Development and characterization of food-grade oleogel-in-hydrogel bigels as an animal fat substitute

In response to growing consumer demand for healthier and more sustainable fat alternatives, this study developed and characterized food-grade oleogel-in-hydrogel bigels as potential substitutes for animal fat. The biphasic bigels were formulated by dispersing ethyl cellulose (EC)-based medium-chain triglyceride (MCT) oleogels into a konjac glucomannan-xanthan gum (KGM-XG) hydrogel matrix at varying hydrogel-to-oleogel ratios (9:1 to 6:4). Microstructural analysis revealed that higher hydrogel content promoted finer, more uniform oleogel droplet dispersion, enhancing overall structural stability. All bigels exhibited high liquid binding capacity (>99.8 %) and self-supporting behavior without phase separation. Fourier Transform Infrared (FT-IR) spectroscopy confirmed the coexistence of the two phases without formation of new chemical bonds.

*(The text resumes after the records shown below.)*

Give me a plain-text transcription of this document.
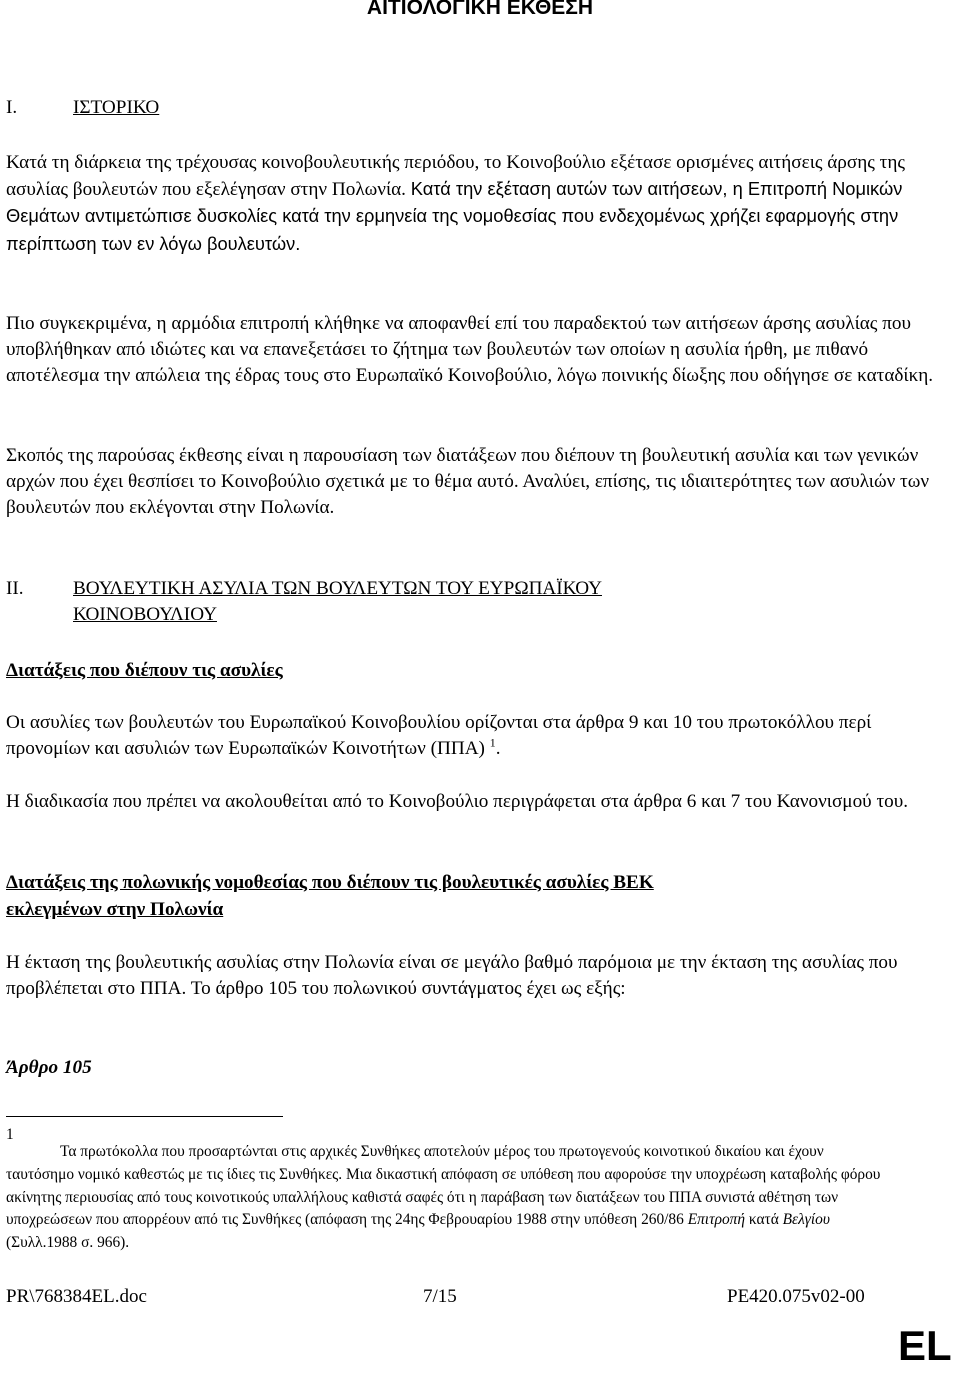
ΑΙΤΙΟΛΟΓΙΚΗ ΕΚΘΕΣΗ
I.	ΙΣΤΟΡΙΚΟ

Κατά τη διάρκεια της τρέχουσας κοινοβουλευτικής περιόδου, το Κοινοβούλιο εξέτασε ορισμένες αιτήσεις άρσης της ασυλίας βουλευτών που εξελέγησαν στην Πολωνία. Κατά την εξέταση αυτών των αιτήσεων, η Επιτροπή Νομικών Θεμάτων αντιμετώπισε δυσκολίες κατά την ερμηνεία της νομοθεσίας που ενδεχομένως χρήζει εφαρμογής στην περίπτωση των εν λόγω βουλευτών.

Πιο συγκεκριμένα, η αρμόδια επιτροπή κλήθηκε να αποφανθεί επί του παραδεκτού των αιτήσεων άρσης ασυλίας που υποβλήθηκαν από ιδιώτες και να επανεξετάσει το ζήτημα των βουλευτών των οποίων η ασυλία ήρθη, με πιθανό αποτέλεσμα την απώλεια της έδρας τους στο Ευρωπαϊκό Κοινοβούλιο, λόγω ποινικής δίωξης που οδήγησε σε καταδίκη.

Σκοπός της παρούσας έκθεσης είναι η παρουσίαση των διατάξεων που διέπουν τη βουλευτική ασυλία και των γενικών αρχών που έχει θεσπίσει το Κοινοβούλιο σχετικά με το θέμα αυτό. Αναλύει, επίσης, τις ιδιαιτερότητες των ασυλιών των βουλευτών που εκλέγονται στην Πολωνία.

II.	ΒΟΥΛΕΥΤΙΚΗ ΑΣΥΛΙΑ ΤΩΝ ΒΟΥΛΕΥΤΩΝ ΤΟΥ ΕΥΡΩΠΑΪΚΟΥ
ΚΟΙΝΟΒΟΥΛΙΟΥ
Διατάξεις που διέπουν τις ασυλίες

Οι ασυλίες των βουλευτών του Ευρωπαϊκού Κοινοβουλίου ορίζονται στα άρθρα 9 και 10 του πρωτοκόλλου περί προνομίων και ασυλιών των Ευρωπαϊκών Κοινοτήτων (ΠΠΑ) $^1$.

Η διαδικασία που πρέπει να ακολουθείται από το Κοινοβούλιο περιγράφεται στα άρθρα 6 και 7 του Κανονισμού του.

Διατάξεις της πολωνικής νομοθεσίας που διέπουν τις βουλευτικές ασυλίες ΒΕΚ
εκλεγμένων στην Πολωνία

Η έκταση της βουλευτικής ασυλίας στην Πολωνία είναι σε μεγάλο βαθμό παρόμοια με την έκταση της ασυλίας που προβλέπεται στο ΠΠΑ. Το άρθρο 105 του πολωνικού συντάγματος έχει ως εξής:

Άρθρο 105
1

Τα πρωτόκολλα που προσαρτώνται στις αρχικές Συνθήκες αποτελούν μέρος του πρωτογενούς κοινοτικού δικαίου και έχουν ταυτόσημο νομικό καθεστώς με τις ίδιες τις Συνθήκες. Μια δικαστική απόφαση σε υπόθεση που αφορούσε την υποχρέωση καταβολής φόρου ακίνητης περιουσίας από τους κοινοτικούς υπαλλήλους καθιστά σαφές ότι η παράβαση των διατάξεων του ΠΠΑ συνιστά αθέτηση των υποχρεώσεων που απορρέουν από τις Συνθήκες (απόφαση της 24ης Φεβρουαρίου 1988 στην υπόθεση 260/86 Επιτροπή κατά Βελγίου (Συλλ.1988 σ. 966).

PR\768384EL.doc	7/15	PE420.075v02-00
EL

Rheological assessments, including frequency sweep and three-interval thixotropy tests, demonstrated solid-like gel characteristics with excellent recovery properties, particularly at higher hydrogel contents. Temperature sweep analysis indicated that the bigels exhibited thermo-responsive viscoelasticity comparable to porcine back fat, especially near 62.8 °C, the USDA's minimum temperature for consumable meat. Texture profile analysis further showed springiness values similar to those of animal fat. These findings underscore the potential of EC-based oleogel-in-KGM-XG hydrogel bigels as structurally stable, thermo-responsive fat replacers for processed food applications.